Vacuidad ambigua del cosmético, la “letra de mujer” de Manuel Puig traza (¿o circunda?), con arabescos planos, algo así como una estética de la banalidad. Arte mimética, en su manera de no sobrecargar los circuloquios del día a día, sino de dejarlos fluir en su linealidad apenas aparente, les sorprende (o les brinda: ambages del creador) el encanto de una estética profana, de una belleza que se ha caído, acaso para siempre, de las rodillas del artista y rueda acochambrada las hendiduras del parquet, una beldad despretenciosa, periférica. Insisto en lo de la banalidad, para liberar de todo atisbo de sorna la fijeza de ese “estado de cosas”, y recurro a una idea de Michel Maffesoli sobre la socialidad de lo cotidiano. En el arrastre sin sentido aparente de esas conversaciones sin rumbro, a la sombra del parral, se estaría anundando -de una manera que sin ser secreta precisa de cierta atención para captársela- la íntima consistencia de la vida; consistencia que no tendría otro “sentido” que ese de dejarse estar, qe ese “estar juntos”, que ese vivir presente. Toda una estética de la banalidad, decíamos, puesto que esa experiencia de estarse no puede desprenderse de una forma. Y aquí, una vuelta de tuerca: puesto que en ese estarse sin ton ni son, en ese hablar por hablar, en ese vivir por vivir, se vislumbra toda una fuerza dionisíaca, impulso de agregación y, al mismo tiempo, de desestructuración, de desgarramiento, de éxtasis.

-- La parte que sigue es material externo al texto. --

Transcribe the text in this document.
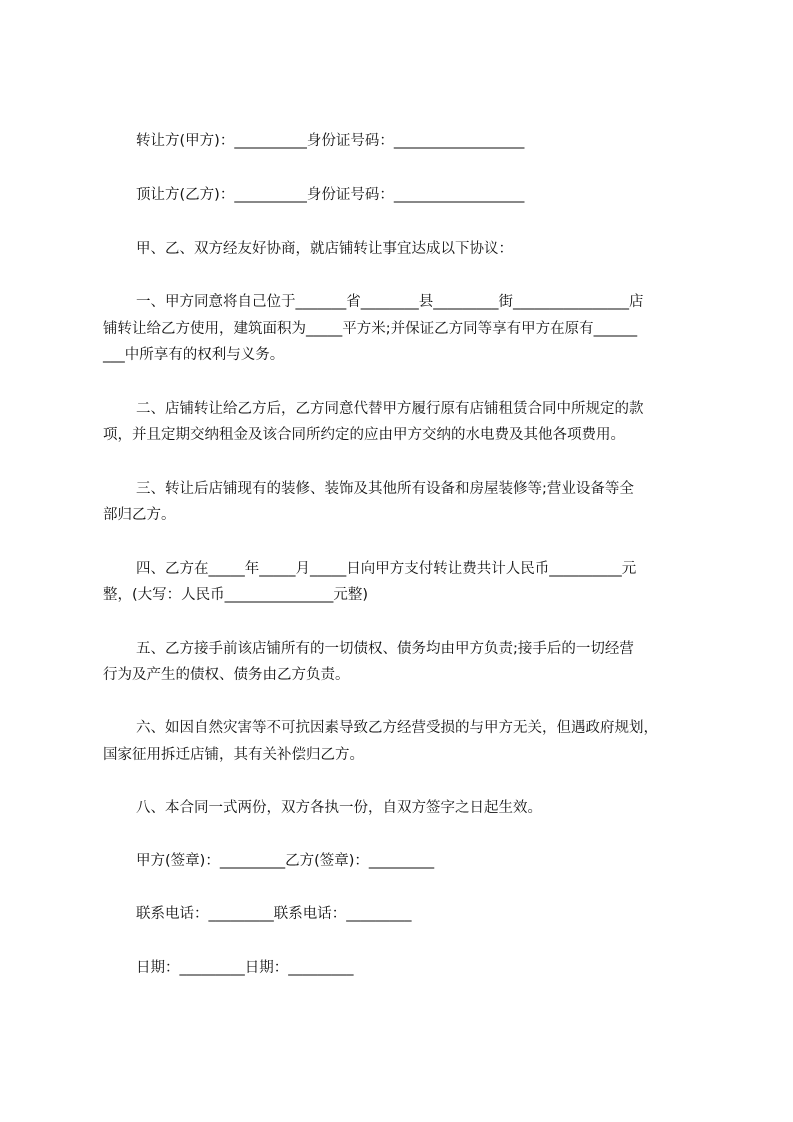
转让方(甲方)：__________身份证号码：__________________
顶让方(乙方)：__________身份证号码：__________________
甲、乙、双方经友好协商，就店铺转让事宜达成以下协议：
一、甲方同意将自己位于_______省________县_________街________________店
铺转让给乙方使用，建筑面积为_____平方米;并保证乙方同等享有甲方在原有______
___中所享有的权利与义务。
二、店铺转让给乙方后，乙方同意代替甲方履行原有店铺租赁合同中所规定的款
项，并且定期交纳租金及该合同所约定的应由甲方交纳的水电费及其他各项费用。
三、转让后店铺现有的装修、装饰及其他所有设备和房屋装修等;营业设备等全
部归乙方。
四、乙方在_____年_____月_____日向甲方支付转让费共计人民币__________元
整，(大写：人民币_______________元整)
五、乙方接手前该店铺所有的一切债权、债务均由甲方负责;接手后的一切经营
行为及产生的债权、债务由乙方负责。
六、如因自然灾害等不可抗因素导致乙方经营受损的与甲方无关，但遇政府规划，
国家征用拆迁店铺，其有关补偿归乙方。
八、本合同一式两份，双方各执一份，自双方签字之日起生效。
甲方(签章)：_________乙方(签章)：_________
联系电话：_________联系电话：_________
日期：_________日期：_________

Nada parece más alejado, a simple vista, de las obras de Puig, esta idea del éxtasis. Sim embargo, demos un rodeo: ¿en qué medida esas vidas barriales, o “barrializadas” (¿embarradas?), son un mero reflejo de la alineación, de las máquinas de sobrecodificación radiofónicas o cinematográficas, o guardan, en su aferrarse a esa temblorosa vacuidad, en su plegarse y doblarse sobre sí, una iridiscencia irreductible, un brillito de grillos, el recoveco de un peinado banana, el bretel de un rodete? Por eso me animaré a llamar -a un a riesgo de que parezca intempestivo- dionisíaco a ese fulgor sexual que recorre, caso de reojo, la escritura de Puig, y que le da esa sutil torsión de extrañamiento de que hablaba.
De otro modo, podría parecer incomprensible que una obra anclada en esa “estética de la banalidad” (permítaseme la incómoda insistencia) pueda haber despertado, en un país, ya que hiposnsual, hipersensible, el furor de los censores y, más allá de ello, cierto encogimiento de hombros, un no sé qué de desconocimiento, un qué de “no nos concierne”. Yo diría que nos concierne demasiado de cerca y en ello reside su valor y su fuerza.
La superficie “con” la que se trabaja es, digámoslo rápidamente, la de los medios. Ecos de telenovela, radionovela, fotonovela, modernas (?) versiones de folletín, o modernas solo en el sentido cronológico, casi intactas o repujadas por la vertiginosa velocidad de la transmisión, de la contaminación, del contagio. Molaridad “institucional” del agenciamiento, tal vez, pero agenciamiento al fin: polifónico, hundiéndose en la molecularidad de los lapsos, en la microscopía del entrelazado pueril.
Pero si esta superficialidad cosmética de la escritura pueril trabaja con la superficie discursiva de los medios, y, más acá, con lenguaje de todos los días, no deja de agarrar, si no más bien lo contrario, los grandes temas o conflictos sociales. Solo que los agarra -y esto puede confundir al desatento- por el lado de la massmediatización” o de su banalización en el entredecir doméstico, cotidiano. Dicho de otra manera, los agarra por el lado del mito. No obstante, explora (¡y cómo!), aún desde el lugar de la sutura, del sulfilar, del entrehilado, los puntos de ruptura en sus lugares más sensibles.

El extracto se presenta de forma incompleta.